Next time you're brushing your teeth, take a look in the mirror. You will see a person like you, except that they appear to be using their opposite hand. Now notice that your body's top and bottom are the same as theirs...curious, isn't it? Rotate your head 90 degrees to one side, and these relations are preserved. Why?
The mirror creates a 'mirror world' in which the direction toward and away from the mirror is reversed. The mirror image of a bilaterally symmetric human body, if interpreted as existing in non-mirror or 'real' space, appears to have left and right switched because they look similar enough to be interchanged. We don't confuse top/bottom and front/back distinctions because they are unambiguous.
Interestingly, left/right distinctions are made after front/back and top/bottom ones in vertebrate embryogenesis, and are sometimes mistaken. About one in 60,000 humans develop with a condition called situs inversus, in which the placement of their heart and all the other asymmetric internal organs are on the 'wrong' side. Such choices of asymmetries are called symmetry breaking.

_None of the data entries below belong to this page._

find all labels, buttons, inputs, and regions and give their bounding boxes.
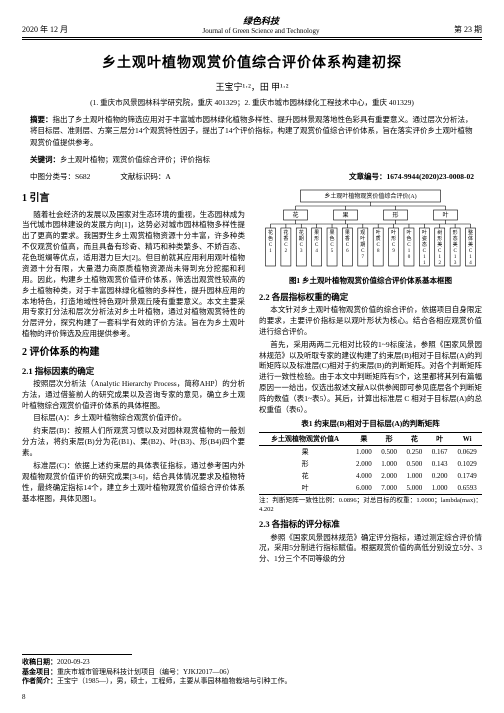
page-number: 8 — [22, 693, 482, 703]
author-bio: 王宝宁（1985—），男，硕士，工程师，主要从事园林植物栽培与引种工作。 — [57, 677, 292, 685]
svg-text:香: 香 — [345, 235, 350, 242]
svg-text:美: 美 — [453, 241, 458, 248]
table-row: 形2.0001.0000.5000.1430.1029 — [259, 458, 482, 470]
svg-text:叶: 叶 — [406, 229, 411, 236]
sec2-1-heading: 2.1 指标因素的确定 — [22, 365, 245, 377]
sec2-1-p3: 约束层(B)：按照人们所观赏习惯以及对园林观赏植物的一般划分方法，将约束层(B)… — [22, 426, 245, 459]
svg-text:叶: 叶 — [391, 229, 396, 236]
svg-text:美: 美 — [437, 241, 442, 248]
sec1-p1: 随着社会经济的发展以及国家对生态环境的重视，生态园林成为当代城市园林建设的发展方… — [22, 210, 245, 341]
svg-text:花: 花 — [268, 229, 273, 236]
footer: 收稿日期：2020-09-23 基金项目：重庆市城市管理局科技计划项目（编号：Y… — [22, 654, 482, 703]
authors: 王宝宁¹·²，田 甲¹·² — [22, 80, 482, 93]
recv-date: 2020-09-23 — [57, 658, 90, 666]
sec2-3-p1: 参照《国家风景园林规范》确定评分指标，通过测定综合评价情况，采用5分制进行指标赋… — [259, 533, 482, 566]
author-label: 作者简介： — [22, 677, 57, 685]
svg-text:姿: 姿 — [422, 235, 427, 242]
svg-text:叶: 叶 — [422, 229, 427, 236]
keywords-text: 乡土观叶植物；观赏价值综合评价；评价指标 — [60, 155, 210, 164]
svg-text:期: 期 — [299, 236, 304, 242]
sec2-3-heading: 2.3 各指标的评分标准 — [259, 518, 482, 530]
svg-text:形: 形 — [391, 235, 396, 242]
svg-text:果: 果 — [345, 230, 350, 236]
sec2-2-p1: 本文针对乡土观叶植物观赏价值的综合评价，依据项目自身限定的要求，主要评价指标是以… — [259, 305, 482, 338]
svg-text:花: 花 — [292, 211, 298, 219]
svg-text:色: 色 — [330, 235, 335, 242]
svg-text:态: 态 — [422, 241, 427, 248]
sec2-1-p2: 目标层(A)：乡土观叶植物综合观赏价值评价。 — [22, 413, 245, 424]
sec1-heading: 1 引言 — [22, 192, 245, 207]
svg-text:整: 整 — [468, 229, 473, 236]
table-1: 乡土观植物观赏价值A果形花叶Wi 果1.0000.5000.2500.1670.… — [259, 432, 482, 496]
svg-text:果: 果 — [342, 212, 348, 219]
svg-text:观: 观 — [360, 230, 365, 236]
affiliation: (1. 重庆市风景园林科学研究院，重庆 401329；2. 重庆市城市园林绿化工… — [22, 97, 482, 108]
header-date: 2020 年 12 月 — [22, 24, 68, 35]
abstract-label: 摘要： — [30, 115, 53, 124]
abstract: 摘要：指出了乡土观叶植物的筛选应用对于丰富城市园林绿化植物多样性、提升园林景观落… — [30, 114, 474, 148]
sec2-1-p4: 标准层(C)：依据上述约束层的具体表征指标，通过参考国内外观植物观赏价值评价的研… — [22, 461, 245, 505]
svg-text:形: 形 — [437, 235, 442, 242]
svg-text:色: 色 — [268, 235, 273, 242]
table1-caption: 表1 约束层(B)相对于目标层(A)的判断矩阵 — [259, 419, 482, 430]
journal-block: 绿色科技 Journal of Green Science and Techno… — [68, 14, 454, 35]
keywords: 关键词：乡土观叶植物；观赏价值综合评价；评价指标 — [30, 154, 474, 165]
table-row: 果1.0000.5000.2500.1670.0629 — [259, 445, 482, 458]
svg-text:乡土观叶植物观赏价值综合评价(A): 乡土观叶植物观赏价值综合评价(A) — [324, 192, 416, 200]
svg-text:期: 期 — [360, 242, 365, 248]
table-header: 乡土观植物观赏价值A — [259, 432, 351, 445]
figure-1: 乡土观叶植物观赏价值综合评价(A) 花果形叶 花色C1花香C2花期C3果形C4果… — [259, 188, 482, 287]
svg-text:体: 体 — [468, 235, 473, 242]
article-no: 文章编号：1674-9944(2020)23-0008-02 — [349, 171, 474, 182]
header-issue: 第 23 期 — [454, 24, 482, 35]
sec2-heading: 2 评价体系的构建 — [22, 346, 245, 361]
sec2-2-heading: 2.2 各层指标权重的确定 — [259, 291, 482, 303]
svg-text:果: 果 — [330, 230, 335, 236]
table1-note: 注：判断矩阵一致性比例：0.0896；对总目标的权重：1.0000；lambda… — [259, 497, 482, 514]
svg-text:叶: 叶 — [360, 235, 365, 242]
table-row: 花4.0002.0001.0000.2000.1749 — [259, 470, 482, 482]
svg-text:形: 形 — [392, 211, 398, 219]
fig1-caption: 图1 乡土观叶植物观赏价值综合评价体系基本框图 — [259, 276, 482, 287]
svg-text:形: 形 — [314, 235, 319, 242]
table-header: Wi — [452, 432, 482, 445]
svg-text:树: 树 — [437, 229, 442, 236]
journal-en: Journal of Green Science and Technology — [68, 27, 454, 35]
table-row: 叶6.0007.0005.0001.0000.6593 — [259, 482, 482, 495]
journal-ch: 绿色科技 — [68, 14, 454, 27]
right-column: 乡土观叶植物观赏价值综合评价(A) 花果形叶 花色C1花香C2花期C3果形C4果… — [259, 186, 482, 567]
clc: 中图分类号：S682 — [30, 171, 90, 182]
table-header: 叶 — [427, 432, 452, 445]
svg-text:质: 质 — [376, 235, 381, 242]
docid: 文献标识码：A — [120, 171, 170, 182]
svg-text:果: 果 — [314, 230, 319, 236]
fund-text: 重庆市城市管理局科技计划项目（编号：YJKJ2017—06） — [57, 668, 234, 676]
sec2-2-p2: 首先，采用两两二元相对比较的1~9标度法，参照《国家风景园林规范》以及听取专家的… — [259, 340, 482, 416]
sec2-1-p1: 按照层次分析法（Analytic Hierarchy Process，简称AHP… — [22, 379, 245, 412]
svg-text:色: 色 — [406, 235, 411, 242]
svg-text:态: 态 — [453, 235, 458, 242]
svg-text:美: 美 — [468, 241, 473, 248]
abstract-text: 指出了乡土观叶植物的筛选应用对于丰富城市园林绿化植物多样性、提升园林景观落地性色… — [30, 115, 473, 147]
svg-text:花: 花 — [283, 229, 288, 236]
recv-label: 收稿日期： — [22, 658, 57, 666]
svg-text:香: 香 — [283, 235, 288, 242]
hierarchy-diagram: 乡土观叶植物观赏价值综合评价(A) 花果形叶 花色C1花香C2花期C3果形C4果… — [259, 188, 482, 270]
table-header: 果 — [351, 432, 376, 445]
table-header: 花 — [402, 432, 427, 445]
left-column: 1 引言 随着社会经济的发展以及国家对生态环境的重视，生态园林成为当代城市园林建… — [22, 186, 245, 567]
svg-text:叶: 叶 — [376, 229, 381, 236]
svg-text:形: 形 — [453, 229, 458, 236]
fund-label: 基金项目： — [22, 668, 57, 676]
svg-text:叶: 叶 — [442, 211, 448, 219]
svg-text:花: 花 — [299, 229, 304, 236]
table-header: 形 — [376, 432, 401, 445]
keywords-label: 关键词： — [30, 155, 60, 164]
article-title: 乡土观叶植物观赏价值综合评价体系构建初探 — [22, 52, 482, 72]
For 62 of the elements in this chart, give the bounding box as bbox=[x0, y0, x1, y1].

The disruption of certain genes causes vertebrate embryos to display 'left' or 'right' body asymmetries with 50/50 probability, removing the usual bias in symmetry breaking. The mechanism of asymmetry depends on cilia spinning on the embryo's surface, directing extra-embryonic fluid in a particular left-right direction, thus affecting further development. This, in turn, depends on the chirality of molecules used to build cilia and their motors that spin in one direction and not the other.
This example of biological asymmetry depends on a choice of chemical asymmetry for its bookkeeping. On a much broader scale, physical laws also distinguish right from left, breaking cosmic symmetries to produce left-handed and right-handed force relations, and more matter than antimatter.
The latter effect could be important if you're a vertebrate.